# Comment me connecter de mon mac à mon autre mac par internet ?



## Madmac (6 Novembre 2003)

Bonsoir,

Comment faire pour me connecter à mon serveur (bureau) à partir d'un autre mac (maison) via internet.
j'ai actionner connexion à distance sur le serveur (bureau) (G4 avec Mac X.2.8 et ADSL wanadoo sur modem bewan) et j'ai tapé l'adresse du serveur dans "se connecter à un serveur" sur le mac distant (maison).
erreur -36 qu'il me dit...

je pige plus. 
	

	
	
		
		

		
			





Madmac


----------



## albin (6 Novembre 2003)

tu doit avoir sur ta connection au bureau ou chez toi un firewall qui bloque le port appletalk (548 je pense)
pour ma part je n'ai jamais eu de PB hormis un probléme de prot fermé.
a+


----------



## Madmac (6 Novembre 2003)

merci,

comment débloquer ce port ?
et quelle adresse mettre dans le champ "se connecter à" du mac distant ?

Madmac


----------



## albin (7 Novembre 2003)

tu m'est l'adresse IP de ton modem coté internet.
pour le port il faut voir ou cela bloque si cela ne marche pas dit moi ou tu as un firewall.
a+


----------



## Madmac (8 Novembre 2003)

ok, mais je la trouve où cette adresse ?
avec une conection rtc, je'arrivais à la trouver, là, je ne sais pas où elle est.

Madmac


----------



## me (8 Novembre 2003)

Heu... je debarque un peu sur ces trucs la, donc je vais poser une question de debutant. 
	

	
	
		
		

		
		
	


	




J'ai le cable et Panther sur un iBook. Mon pere, de l'autre cote de l'Atlantique, a l'ADSL et Jaguar sur un eMac.
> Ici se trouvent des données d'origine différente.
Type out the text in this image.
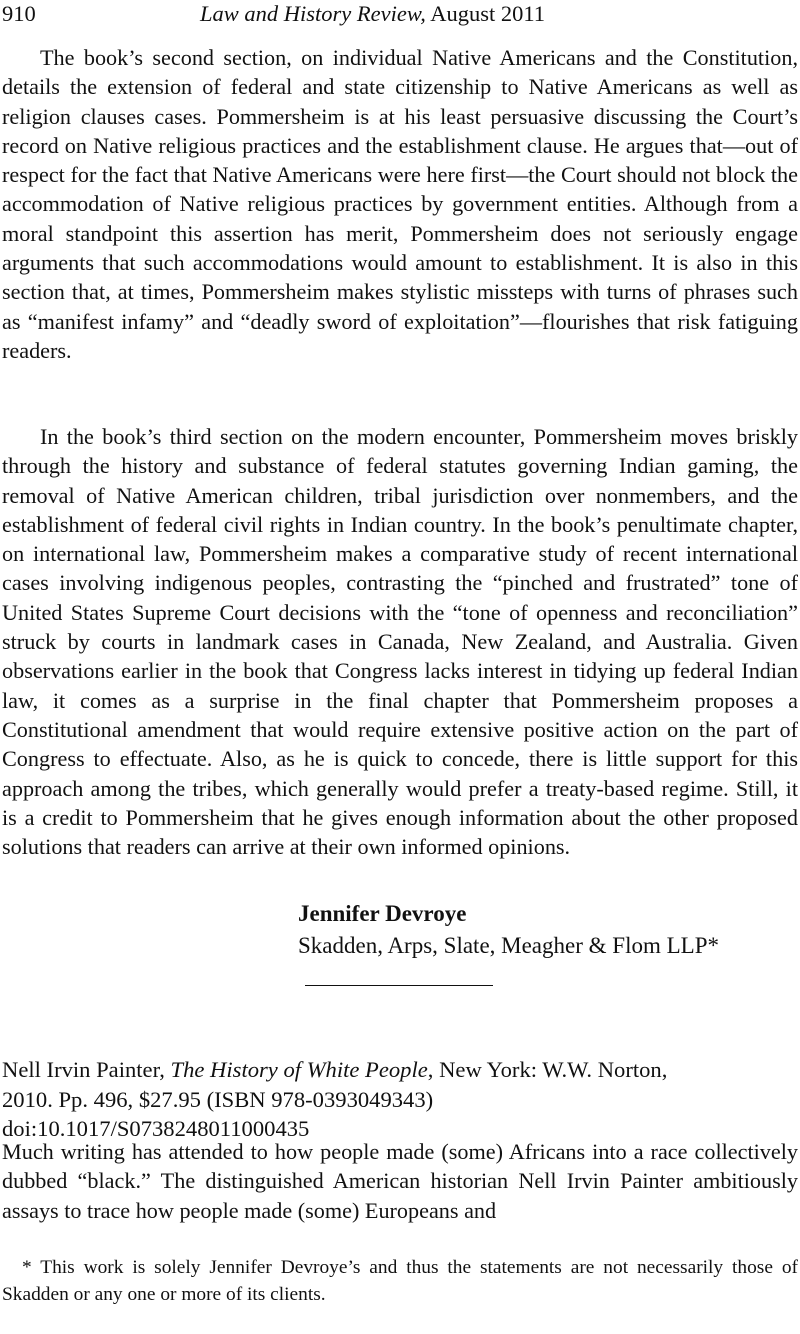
910	Law and History Review, August 2011

The book’s second section, on individual Native Americans and the Constitution, details the extension of federal and state citizenship to Native Americans as well as religion clauses cases. Pommersheim is at his least persuasive discussing the Court’s record on Native religious practices and the establishment clause. He argues that—out of respect for the fact that Native Americans were here first—the Court should not block the accommodation of Native religious practices by government entities. Although from a moral standpoint this assertion has merit, Pommersheim does not seriously engage arguments that such accommodations would amount to establishment. It is also in this section that, at times, Pommersheim makes stylistic missteps with turns of phrases such as “manifest infamy” and “deadly sword of exploitation”—flourishes that risk fatiguing readers.

In the book’s third section on the modern encounter, Pommersheim moves briskly through the history and substance of federal statutes governing Indian gaming, the removal of Native American children, tribal jurisdiction over nonmembers, and the establishment of federal civil rights in Indian country. In the book’s penultimate chapter, on international law, Pommersheim makes a comparative study of recent international cases involving indigenous peoples, contrasting the “pinched and frustrated” tone of United States Supreme Court decisions with the “tone of openness and reconciliation” struck by courts in landmark cases in Canada, New Zealand, and Australia. Given observations earlier in the book that Congress lacks interest in tidying up federal Indian law, it comes as a surprise in the final chapter that Pommersheim proposes a Constitutional amendment that would require extensive positive action on the part of Congress to effectuate. Also, as he is quick to concede, there is little support for this approach among the tribes, which generally would prefer a treaty-based regime. Still, it is a credit to Pommersheim that he gives enough information about the other proposed solutions that readers can arrive at their own informed opinions.

Jennifer Devroye
Skadden, Arps, Slate, Meagher & Flom LLP*
Nell Irvin Painter, The History of White People, New York: W.W. Norton,
2010. Pp. 496, $27.95 (ISBN 978-0393049343)
doi:10.1017/S0738248011000435

Much writing has attended to how people made (some) Africans into a race collectively dubbed “black.” The distinguished American historian Nell Irvin Painter ambitiously assays to trace how people made (some) Europeans and

* This work is solely Jennifer Devroye’s and thus the statements are not necessarily those of Skadden or any one or more of its clients.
Est ce qu'il est possible avec OS X de prendre le controle d'un autre ordinateur a distance par internet ? On fait comment ? (parce que quand il faut remettre de l'ordre sur son ordi, regler un probleme ou installer une mise a jour... ce serait beaucoup plus facile si je pouvais prendre a distance le controle de sa machine que d'essayer de lui expliquer de cliquer sur telle ou telle icone au telephone... accessoirement, ca couterait moins cher).

Merci.


----------



## maousse (8 Novembre 2003)

il y a le choix, et oui c'est possible :
apple remote desktop, cher, très bien, sans doute un peu démesuré comme achat quand on n'a pas à gérer un parc de machines.
timbuktu, payant, très bien.
vnc, gratuit, très bien.

néanmois, même avec une connexion cable, les performances ne sont pas excellentes, si c'est juste pour faire une mise à jour système, tu peux apprendre la ligne de commande, et faire tout ça par ssh. (tout est déjà installé dans mac os x). En gros, ça déporte la ligne de commande du mac distant dans ton terminal, et donc, tu as accès à tout, mais il vaut mieux être un peu à l'aise avec le terminal


----------



## Madmac (10 Novembre 2003)

Est-ce la même procédure, pour se connecter à un autre Mac que de prendre son contrôle ?
Mais quelle est l'adresse à entrer dans le champ de recherche ?
mon modem a une adresse ip non-fixe, je la relève, et je la rentre dans le champ de "se connecter à un serveur" et là j'ai une erreur après un décompte de 117 secondes.
où me plante-je ?

Madmac


----------